4 ユウヒとウタヒメ
【7月16日(木) 昼休み】
「以上が、今年の文化祭の概要になります。続いて時間配分ですが、冊子の七ページを——」
会長のはきはきとした説明が、カメラの前で続く。
ここは放送室に隣接する、撮影スタジオ。
生徒数の多い奏丘高校では、体育館ではなく、各教室に設置されたテレビ画面を通して全校集会が行われる。
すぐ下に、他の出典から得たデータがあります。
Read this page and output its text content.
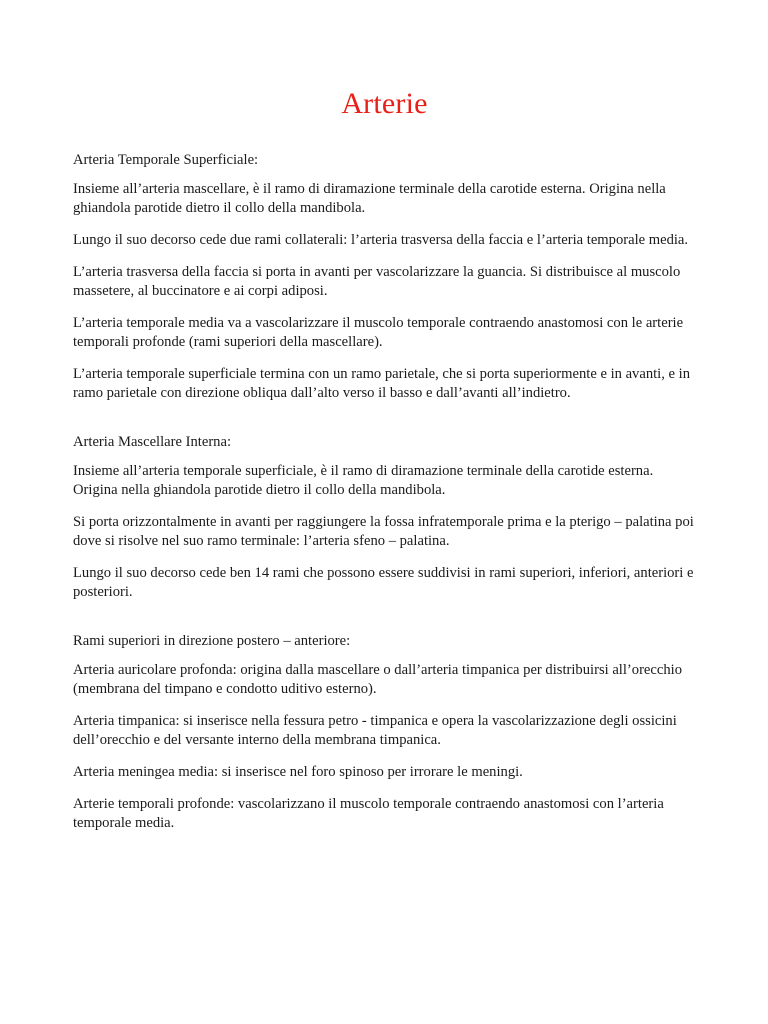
Arterie

Arteria Temporale Superficiale:

Insieme all’arteria mascellare, è il ramo di diramazione terminale della carotide esterna. Origina nella ghiandola parotide dietro il collo della mandibola.

Lungo il suo decorso cede due rami collaterali: l’arteria trasversa della faccia e l’arteria temporale media.

L’arteria trasversa della faccia si porta in avanti per vascolarizzare la guancia. Si distribuisce al muscolo massetere, al buccinatore e ai corpi adiposi.

L’arteria temporale media va a vascolarizzare il muscolo temporale contraendo anastomosi con le arterie temporali profonde (rami superiori della mascellare).

L’arteria temporale superficiale termina con un ramo parietale, che si porta superiormente e in avanti, e in ramo parietale con direzione obliqua dall’alto verso il basso e dall’avanti all’indietro.

Arteria Mascellare Interna:

Insieme all’arteria temporale superficiale, è il ramo di diramazione terminale della carotide esterna. Origina nella ghiandola parotide dietro il collo della mandibola.

Si porta orizzontalmente in avanti per raggiungere la fossa infratemporale prima e la pterigo – palatina poi dove si risolve nel suo ramo terminale: l’arteria sfeno – palatina.

Lungo il suo decorso cede ben 14 rami che possono essere suddivisi in rami superiori, inferiori, anteriori e posteriori.

Rami superiori in direzione postero – anteriore:

Arteria auricolare profonda: origina dalla mascellare o dall’arteria timpanica per distribuirsi all’orecchio (membrana del timpano e condotto uditivo esterno).

Arteria timpanica: si inserisce nella fessura petro - timpanica e opera la vascolarizzazione degli ossicini dell’orecchio e del versante interno della membrana timpanica.

Arteria meningea media: si inserisce nel foro spinoso per irrorare le meningi.

Arterie temporali profonde: vascolarizzano il muscolo temporale contraendo anastomosi con l’arteria temporale media.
わたしとルカ先輩は、ブース横の部屋で防音ガラス越しに撮影の様子を見ていた。
事前に何度も調整を重ねた文化祭の計画発表は、会長のなめらかなしゃべりもあって
各教室の様子を見に外を歩いていたレンとカイト先輩が帰ってきた。
「それでは、みんなで力を合わせて文化祭を成功させましょう。えー、ちなみに、文化祭後に新しい生徒会役員を選出することになります。立候補や推薦など随時受け付け中となっておりますので、そっちもよろしく!」
ちゃっかりと宣伝を入れて、放送を終える。その後、担当の先生からはちくりと注意されたが、それだけで済んだ。
今となっては生徒会に対して協力的な先生がほとんどで、その信用を勝ち得たのがほかならぬ会長のがんばりだと、みんなが知っているのだ。
「おつかれさまです!」
ブースを出てきた会長に、わたしはミネラルウォーターのペットボトルを渡した。
「やー、終わった終わった。来年はカイト、よろしくね」
その状況を想像したのか緊張で青ざめるカイト先輩に、会長はケラケラ笑っていた。
わたしは、レンと一瞬だけ視線を交わし、すぐにそらした。
レンも、同じだったと思う。
学校では期末テストも終わり、あとは夏休みを待つばかりになった。夏休みも出てくることにはなるけど、生徒会バンドの練習も順調で、大きなトラブルはない。わたしとレンの関係以外は……。